O
investimento da paixão é tamanho que sua perda
precisa ser negada a
qualquer custo
"O
inferno não contém fúria igual à de uma mulher rejeitada." A
citação de William Congreve, erradamente atribuída a Shakespeare,
fala de um dos momentos mais perigosos da convivência humana: a
separação, o desprezo dos apaixonados pelo objeto de sua devoção.
É
curioso que a história tenha guardado ícones femininos dessa fúria
(quem viu "Atração fatal", 1987, Glenn Close e Michael
Douglas, nunca mais se esqueceu, homens têm calafrios só de
lembrar).
O
mesmo vale para o homem rejeitado (as óperas "Carmen", de
Bizet, e "Os Palhaços", de Leoncavallo, terminam com
homens rejeitados assassinando suas mulheres, enquanto cantam seu
amor por elas).
A
vingança que se segue à rejeição é tamanha, que dá uma ideia do
monumental terremoto psíquico que ela envolve. Homens costumam ser
mais diretos, assassinam pessoalmente. Mulheres, mais elaboradas
(veneno; contratação de um assassino de aluguel; sequestro de
filhos dele; perseguição implacável --"Vou dedicar minha vida
a tornar a sua um inferno").
Mas
mulheres atiram, e homens perseguem também.
O
"stalking" ("perseguição implacável") de
outros tempos --telefonemas desligados no meio da noite; lixo
revirado; aparições de surpresa; barraco armado na frente do
prédio; cartas anônimas; difamação --vai sendo substituído pelo
instrumento de perseguição mais diabólico já inventado: a
internet.
Ela
permite fuçar, não mais o lixo, mas todo o conteúdo de e-mails.
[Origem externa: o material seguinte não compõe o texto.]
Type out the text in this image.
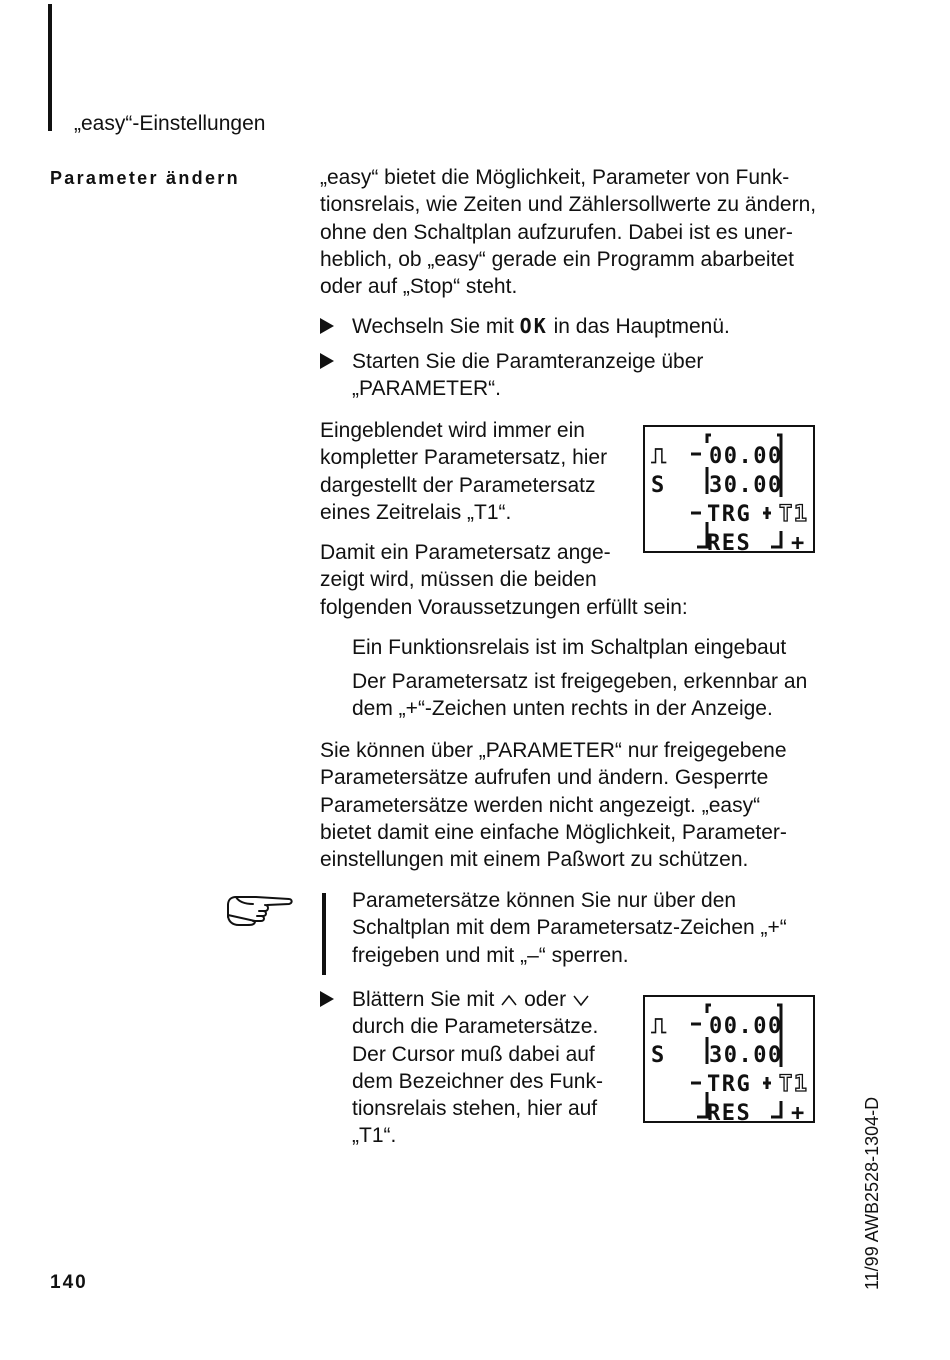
„easy“-Einstellungen
Parameter ändern	„easy“ bietet die Möglichkeit, Parameter von Funk-
tionsrelais, wie Zeiten und Zählersollwerte zu ändern,
ohne den Schaltplan aufzurufen. Dabei ist es uner-
heblich, ob „easy“ gerade ein Programm abarbeitet
oder auf „Stop“ steht.

Wechseln Sie mit OK in das Hauptmenü.
Starten Sie die Paramteranzeige über
„PARAMETER“.

Eingeblendet wird immer ein
kompletter Parametersatz, hier
dargestellt der Parametersatz
eines Zeitrelais „T1“.

⎍ 00.00
S 30.00
TRG T1
RES +

Damit ein Parametersatz ange-
zeigt wird, müssen die beiden
folgenden Voraussetzungen erfüllt sein:

Ein Funktionsrelais ist im Schaltplan eingebaut

Der Parametersatz ist freigegeben, erkennbar an
dem „+“-Zeichen unten rechts in der Anzeige.

Sie können über „PARAMETER“ nur freigegebene
Parametersätze aufrufen und ändern. Gesperrte
Parametersätze werden nicht angezeigt. „easy“
bietet damit eine einfache Möglichkeit, Parameter-
einstellungen mit einem Paßwort zu schützen.

Parametersätze können Sie nur über den
Schaltplan mit dem Parametersatz-Zeichen „+“
freigeben und mit „–“ sperren.

Blättern Sie mit  oder
durch die Parametersätze.
Der Cursor muß dabei auf
dem Bezeichner des Funk-
tionsrelais stehen, hier auf
„T1“.
⎍ 00.00
S 30.00
TRG T1
RES +
140	11/99 AWB2528-1304-D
Possibilita difamar, não com palavras, mas com filmagens e fotos
íntimas postadas na rede. Nas mãos de um bom hacker, a devassa
completa da vida do outro. O inferno tornou-se muito pior na era da
informática.
Mas,
afinal, o que move tamanho investimento maligno? Chico Buarque
cantou: "Dei pra maldizer o nosso lar, pra xingar teu nome, te
humilhar e me vingar a qualquer preço, te adorando pelo avesso, pra
mostrar que ainda sou sua".
Aí
mora a chave: o investimento da paixão é tamanho que sua perda
precisa ser negada a qualquer custo. Eis porque o "amor"
precisa ser afirmado mesmo com seu objeto morto: o cadáver é a
posse definitiva.
"Se
ela já estava separada dele havia tempos, por que ele foi matá-la
quando ela arranjou um namorado novo?" São truques da paixão:
imaginar a mulher com outro homem é capaz de reacendê-la, pois dá
um enorme tesão (vide "swings", "ménages").
Há
duas espécies de ciúme: o sexual (dos homens, que sempre correram o
risco de criar o filho de outro) e o de prestígio (das mulheres, que
detectam desinvestimento nelas, mesmo que seja em favor do futebol,
do computador ou dos amigos do marido). Isso fala só do mais
frequente. O de praxe é haver sempre uma mistura dos dois.
Mas
como o momento perigoso é o do crime passional, precisamos entender
que a paixão (do latim "passio", cuja única tradução é
"sofrimento") é um programa de loucura transitória, um
investimento de toda nossa vida, não numa pessoa, mas na idealização
de alguém. Por isso, ela pode prosseguir depois da perda, mesmo
depois da morte.
Quem
ama, não mata. Quem está apaixonado, sim.